Geoff Pevere, Toronto Star (found via Lexis Nexis)
There is archival footage of Jane Fonda in David Zeiger's documentary Sir! No Sir! that will come as something of a revelation to many viewers.
It's not that the actress seen actively protesting the war in Vietnam - everyone has seen that Jane Fonda - it's that she's seen actively protesting the war at rallies full of enlisted men.
In other words, the very troops she is so often accused of betraying.
Sir! No Sir! recounts the largely (and, Zeiger suggests, deliberately) forgotten story of the huge military movement to stop the war in Vietnam. It's a story Fonda figures prominently in, and which she recently discussed over the phone from Los Angeles.
Sir! No Sir! plays at the Bloor Cinema until Tuesday.
QHow did you become involved the G.I. anti-war movement?
AWhen I made my decision to leave France and come back to the United States in 1970, I became involved in the G.I. (anti-war) movement. Things just fell into place. Right away, I met people that were civilians and ex-Green Berets who were involved in the G.I. movement. They asked me to help out. I visited all the coffee houses and a year later I put together the (FTA) show.
(The FTA Show was a popular satiric anti-war revue that featured Fonda and Donald Sutherland, among others. It toured coffee houses and halls that were near military bases, so as to reach those enlisted men who were sympathetic to the show's critical stance. Depending on whom you talked to, and in what company, the letters stood either for "Free the Army" or "F k the Army.")
So really, my way of being an anti-war activist was working with G.I.'s and returning vets.
QThe movie makes a strong case that the fact of military dissent during Vietnam has been conveniently forgotten.
ABecause it's the most incendiary thing that could happen. It's one thing to have a movement of civilians at home opposing the war or internationally. But when the soldiers themselves say 'uh-uh,' that's a real problem.
QSir! No Sir! also reminds us of the scale of the anti-Vietnam military movement. It was huge, wasn't it?
AIt really escalated after Tet (Offensive) in 1968 when the soldiers saw that what they had been told about light at the end of the tunnel and everything just wasn't so. I've talked to hundreds and hundreds of soldiers, and basically they all said the same.
They went over as our brave soldiers do because they thought that they were fighting for democracy and to liberate the people of South Vietnam. And one of the things that really hit home to these young people, which speaks well for them, is the way that the people of South Vietnam were being treated.
It opened up the eyes of a lot of young men. I remember one said to me: 'These could be my uncles and nephews that we're doing these things to and that I see these things being done to. And why are we treating them this way? This isn't right.' Thank God their hearts were still able to receive that information.

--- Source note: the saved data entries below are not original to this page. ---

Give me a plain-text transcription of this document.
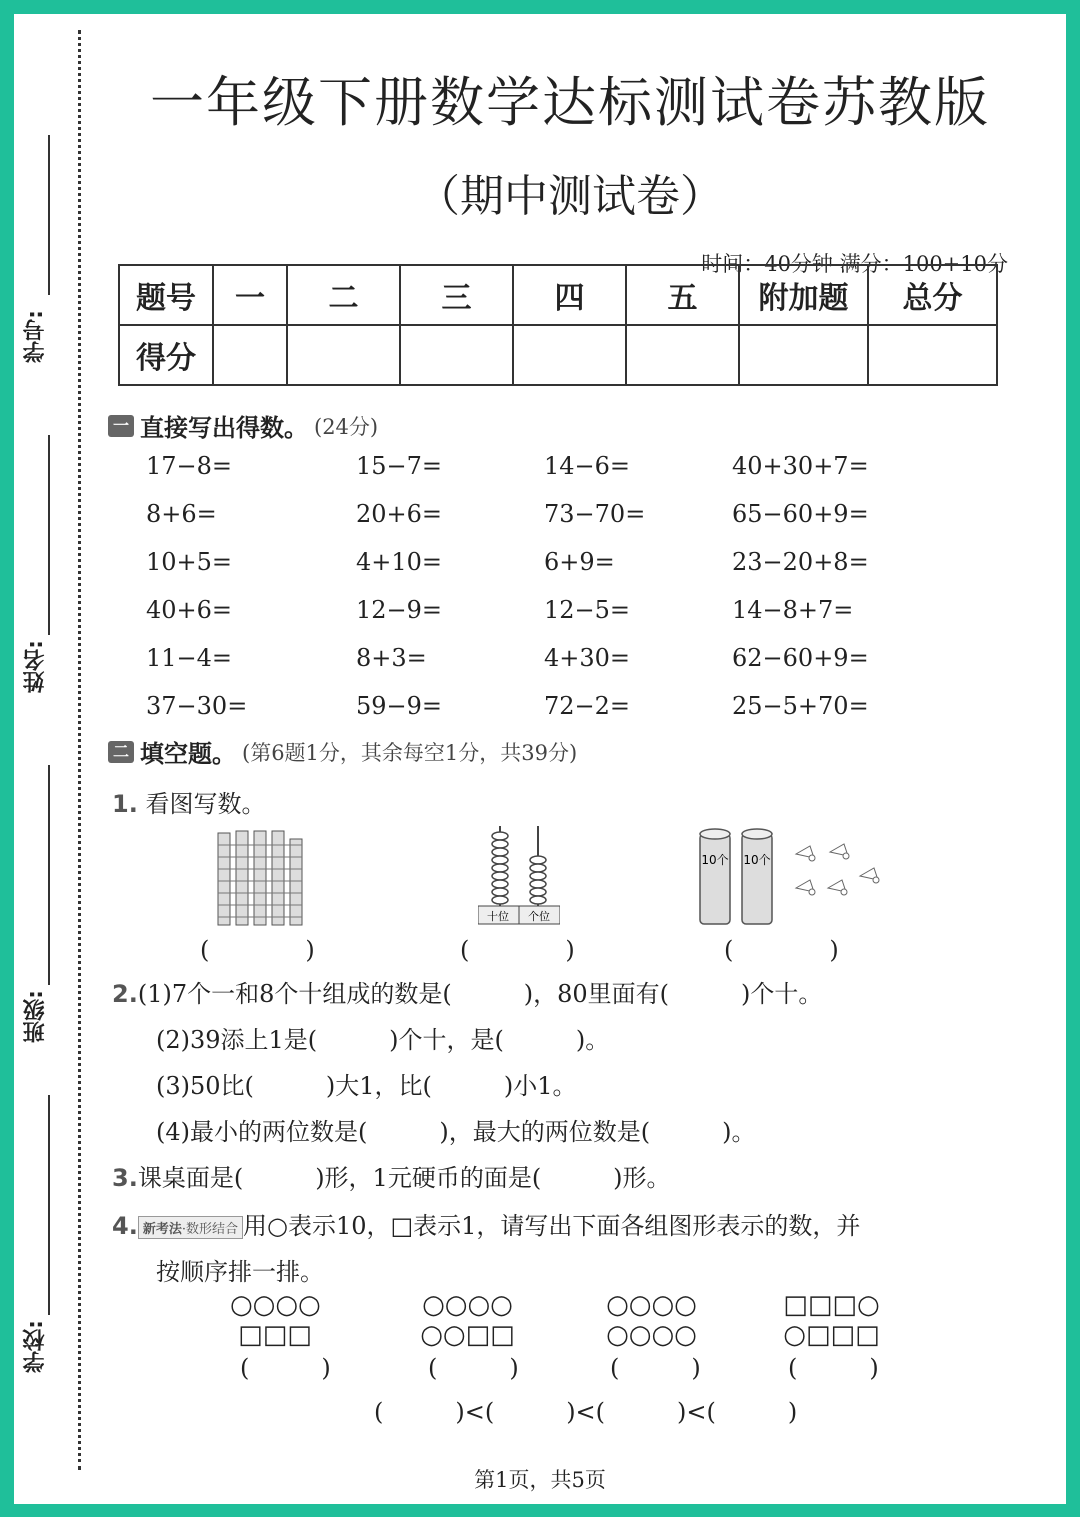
学号:
姓名:
班级:
学校:
一年级下册数学达标测试卷苏教版
（期中测试卷）
时间：40分钟 满分：100+10分
题号	一	二	三	四	五	附加题	总分
得分							
一 直接写出得数。 (24分)
17−8=	15−7=	14−6=	40+30+7=
8+6=	20+6=	73−70=	65−60+9=
10+5=	4+10=	6+9=	23−20+8=
40+6=	12−9=	12−5=	14−8+7=
11−4=	8+3=	4+30=	62−60+9=
37−30=	59−9=	72−2=	25−5+70=
二 填空题。 (第6题1分，其余每空1分，共39分)
1. 看图写数。
(　　　　)
十位 个位
(　　　　)
10个 10个
(　　　　)
2.(1)7个一和8个十组成的数是(　　　)，80里面有(　　　)个十。
(2)39添上1是(　　　)个十，是(　　　)。
(3)50比(　　　)大1，比(　　　)小1。
(4)最小的两位数是(　　　)，最大的两位数是(　　　)。
3.课桌面是(　　　)形，1元硬币的面是(　　　)形。
4. 新考法·数形结合 用○表示10，□表示1，请写出下面各组图形表示的数，并
按顺序排一排。
○○○○
□□□
(　　　)
○○○○
○○□□
(　　　)
○○○○
○○○○
(　　　)
□□□○
○□□□
(　　　)
(　　　)<(　　　)<(　　　)<(　　　)
第1页，共5页
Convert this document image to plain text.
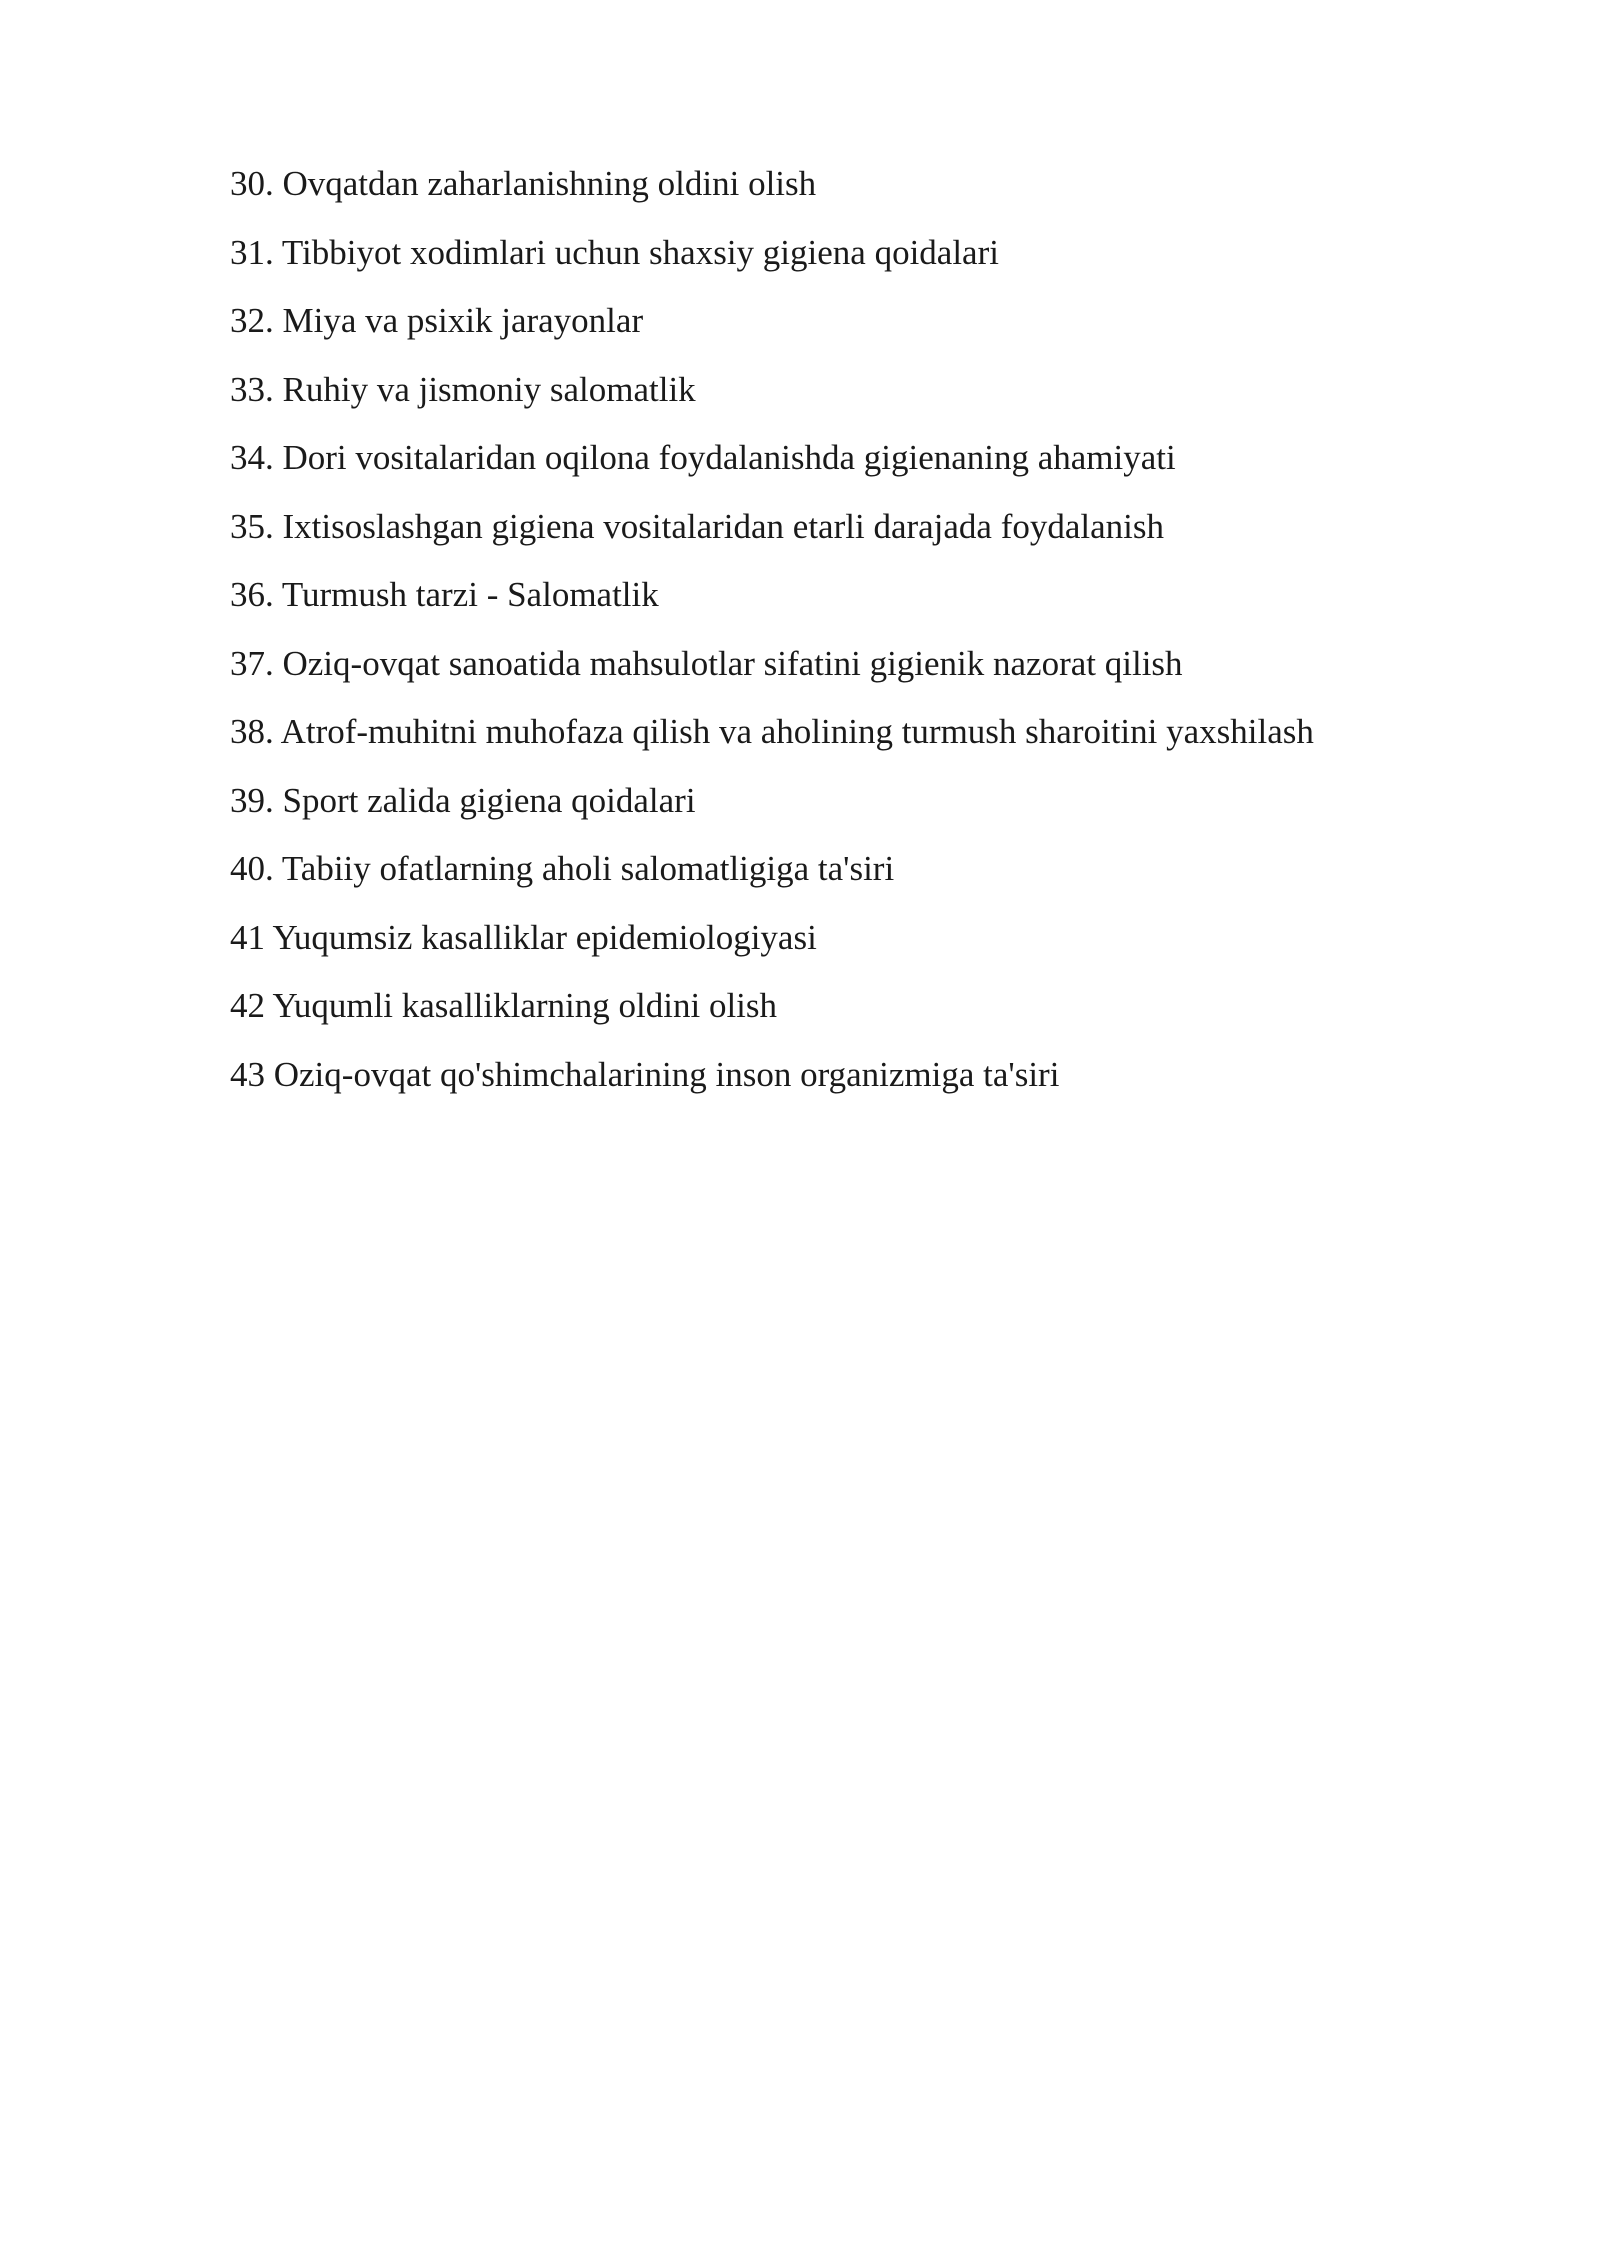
30. Ovqatdan zaharlanishning oldini olish
31. Tibbiyot xodimlari uchun shaxsiy gigiena qoidalari
32. Miya va psixik jarayonlar
33. Ruhiy va jismoniy salomatlik
34. Dori vositalaridan oqilona foydalanishda gigienaning ahamiyati
35. Ixtisoslashgan gigiena vositalaridan etarli darajada foydalanish
36. Turmush tarzi - Salomatlik
37. Oziq-ovqat sanoatida mahsulotlar sifatini gigienik nazorat qilish
38. Atrof-muhitni muhofaza qilish va aholining turmush sharoitini yaxshilash
39. Sport zalida gigiena qoidalari
40. Tabiiy ofatlarning aholi salomatligiga ta'siri
41 Yuqumsiz kasalliklar epidemiologiyasi
42 Yuqumli kasalliklarning oldini olish
43 Oziq-ovqat qo'shimchalarining inson organizmiga ta'siri
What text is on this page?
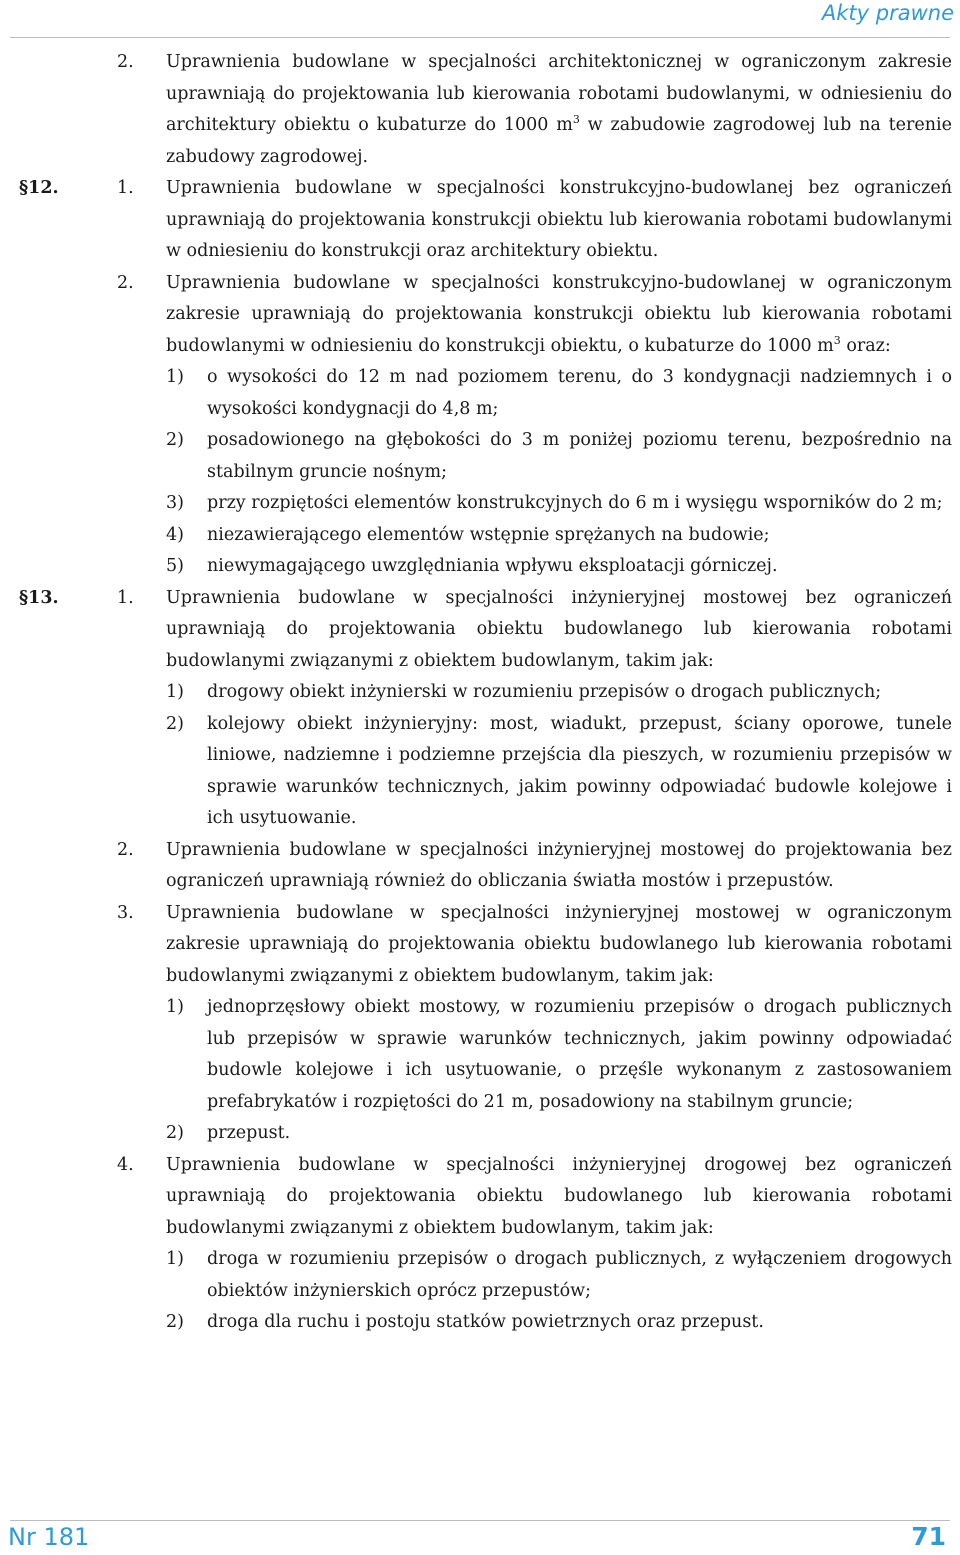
Akty prawne
2. Uprawnienia budowlane w specjalności architektonicznej w ograniczonym zakresie uprawniają do projektowania lub kierowania robotami budowlanymi, w odniesieniu do architektury obiektu o kubaturze do 1000 $m^3$ w zabudowie zagrodowej lub na terenie zabudowy zagrodowej.
§12.	1. Uprawnienia budowlane w specjalności konstrukcyjno-budowlanej bez ograniczeń uprawniają do projektowania konstrukcji obiektu lub kierowania robotami budowlanymi w odniesieniu do konstrukcji oraz architektury obiektu.
2. Uprawnienia budowlane w specjalności konstrukcyjno-budowlanej w ograniczonym zakresie uprawniają do projektowania konstrukcji obiektu lub kierowania robotami budowlanymi w odniesieniu do konstrukcji obiektu, o kubaturze do 1000 $m^3$ oraz:
1) o wysokości do 12 m nad poziomem terenu, do 3 kondygnacji nadziemnych i o wysokości kondygnacji do 4,8 m;
2) posadowionego na głębokości do 3 m poniżej poziomu terenu, bezpośrednio na stabilnym gruncie nośnym;
3) przy rozpiętości elementów konstrukcyjnych do 6 m i wysięgu wsporników do 2 m;
4) niezawierającego elementów wstępnie sprężanych na budowie;
5) niewymagającego uwzględniania wpływu eksploatacji górniczej.
§13.	1. Uprawnienia budowlane w specjalności inżynieryjnej mostowej bez ograniczeń uprawniają do projektowania obiektu budowlanego lub kierowania robotami budowlanymi związanymi z obiektem budowlanym, takim jak:
1) drogowy obiekt inżynierski w rozumieniu przepisów o drogach publicznych;
2) kolejowy obiekt inżynieryjny: most, wiadukt, przepust, ściany oporowe, tunele liniowe, nadziemne i podziemne przejścia dla pieszych, w rozumieniu przepisów w sprawie warunków technicznych, jakim powinny odpowiadać budowle kolejowe i ich usytuowanie.
2. Uprawnienia budowlane w specjalności inżynieryjnej mostowej do projektowania bez ograniczeń uprawniają również do obliczania światła mostów i przepustów.
3. Uprawnienia budowlane w specjalności inżynieryjnej mostowej w ograniczonym zakresie uprawniają do projektowania obiektu budowlanego lub kierowania robotami budowlanymi związanymi z obiektem budowlanym, takim jak:
1) jednoprzęsłowy obiekt mostowy, w rozumieniu przepisów o drogach publicznych lub przepisów w sprawie warunków technicznych, jakim powinny odpowiadać budowle kolejowe i ich usytuowanie, o przęśle wykonanym z zastosowaniem prefabrykatów i rozpiętości do 21 m, posadowiony na stabilnym gruncie;
2) przepust.
4. Uprawnienia budowlane w specjalności inżynieryjnej drogowej bez ograniczeń uprawniają do projektowania obiektu budowlanego lub kierowania robotami budowlanymi związanymi z obiektem budowlanym, takim jak:
1) droga w rozumieniu przepisów o drogach publicznych, z wyłączeniem drogowych obiektów inżynierskich oprócz przepustów;
2) droga dla ruchu i postoju statków powietrznych oraz przepust.
Nr 181	71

I want to be clear. This was not the reality for the majority of servicemen and women that were in South Vietnam. It was the reality for those combat troops who were in areas where there were a lot of civilians. That's what is happening in Iraq today and it's the nature of insurgency or guerrilla war. The so-called enemy is mingling with civilians and you don't know who's who. Robert Jay Lifton, the leading psychiatrist for the returning soldiers, wrote a book called Home From the War, and he came up with an interesting phrase. He said it was "an atrocity-producing situation."
I think it's important to hold that in our minds because again, it parallels very much what's happening today. You're putting very young people in an atrocity-producing situation.
QAre you in any way surprised that your Vietnam anti-war activism is still considered such an issue? And that you're still characterized as being anti-troops?
AI'm a lightning rod. It's like, 'Oh, you'd better not protest the war. You'll become like Jane Fonda.' So whenever the mythology needs to be raised up again, I feel the impact very personally.
It's painful because the last thing in the world I was, was anti-troops. But I made mistakes that allowed me to be put in that position. And I write about it in my book (her biography My Life So Far, which came out last year). But I'm also aware, especially in the last year when I've been traveling this country, the extent to which a lot people don't buy into it any more, or have moved from that place. Including soldiers.
I think the book helped some of them understand where I was coming from and forgive me. So I have the two dynamics: that the hatred is being created in some instances; and that the hatred and bitterness some feel is often against themselves. They can't forgive themselves. So there's a lot of sadness too.
Even the very extent that it still exists is an indication that we have never really recovered from Vietnam. We've never really understood it. I mean, to blame me?